Before coming to Illinois, I spent a few days in Washington, DC. I attended a brilliant panel on rule of law in Russia organized by Cato Institute. Karinna Moskalenko and Robert Amsterdam, both prominent international lawyers and both very active in their defense of Russian citizens from political repression (e.g. Mikhail Khodorkovsky is a client of both of them), as well as Andrei Illarionov, one of the Russia’s most respected economists, discussed prospects for Russian democracy as well as US-Russia relations. This discussion’s video posted by Bob Amsterdam is highly recommended.
I also had a panel of my own at American Enterprise Institute. I was talking about the numerous problems with freedom of assembly in Russia, from vague legislation to police brutality to violent assaults on protests. I am also going to talk about this issue next week at the Washington Human Rights Summit.

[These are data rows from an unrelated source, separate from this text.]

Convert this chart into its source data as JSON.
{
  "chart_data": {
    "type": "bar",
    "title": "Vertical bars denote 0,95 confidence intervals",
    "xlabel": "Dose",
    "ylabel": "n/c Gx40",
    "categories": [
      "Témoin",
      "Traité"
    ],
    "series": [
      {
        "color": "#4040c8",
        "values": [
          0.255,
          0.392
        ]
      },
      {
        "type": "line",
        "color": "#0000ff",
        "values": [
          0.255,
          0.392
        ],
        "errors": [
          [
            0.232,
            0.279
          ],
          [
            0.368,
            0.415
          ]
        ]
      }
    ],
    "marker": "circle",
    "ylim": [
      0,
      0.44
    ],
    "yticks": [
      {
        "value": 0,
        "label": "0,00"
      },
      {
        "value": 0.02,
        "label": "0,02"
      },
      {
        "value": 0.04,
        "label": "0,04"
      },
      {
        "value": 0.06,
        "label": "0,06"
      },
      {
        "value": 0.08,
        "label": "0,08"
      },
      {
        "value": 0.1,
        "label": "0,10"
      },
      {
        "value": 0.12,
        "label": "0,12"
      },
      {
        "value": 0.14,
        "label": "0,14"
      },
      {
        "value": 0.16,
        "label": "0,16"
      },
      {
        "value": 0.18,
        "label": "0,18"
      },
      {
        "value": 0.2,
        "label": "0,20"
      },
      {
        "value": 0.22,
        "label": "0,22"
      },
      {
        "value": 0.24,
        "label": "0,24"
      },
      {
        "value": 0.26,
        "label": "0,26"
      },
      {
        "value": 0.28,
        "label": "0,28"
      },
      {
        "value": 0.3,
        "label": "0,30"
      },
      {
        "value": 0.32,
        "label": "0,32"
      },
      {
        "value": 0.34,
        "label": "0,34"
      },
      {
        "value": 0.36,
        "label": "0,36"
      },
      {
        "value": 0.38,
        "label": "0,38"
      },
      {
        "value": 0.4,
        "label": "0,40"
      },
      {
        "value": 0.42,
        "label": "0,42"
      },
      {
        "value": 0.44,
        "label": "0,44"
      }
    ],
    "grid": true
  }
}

My way back from Principia to Moscow was troubled by the Washington snowfall. Although I was staying in St Louis, i.e. quite far from DC, my flight had to stop at Dulles Airport and was cancelled. After waiting in the town for three days, I had to rebook my tickets and go via Chicago and Zurich. But thanks to that delay, I managed to meet Craig Pirrong a.k.a. Streetwise Professor, a Houston professor of Economics and the author of a great blog on Russia’s economy. He has already posted an entry about our meeting.
PS: I was surprised to know how many participants of the AEI discussion (many of them, too, were students) and not just them read my blog (hi!).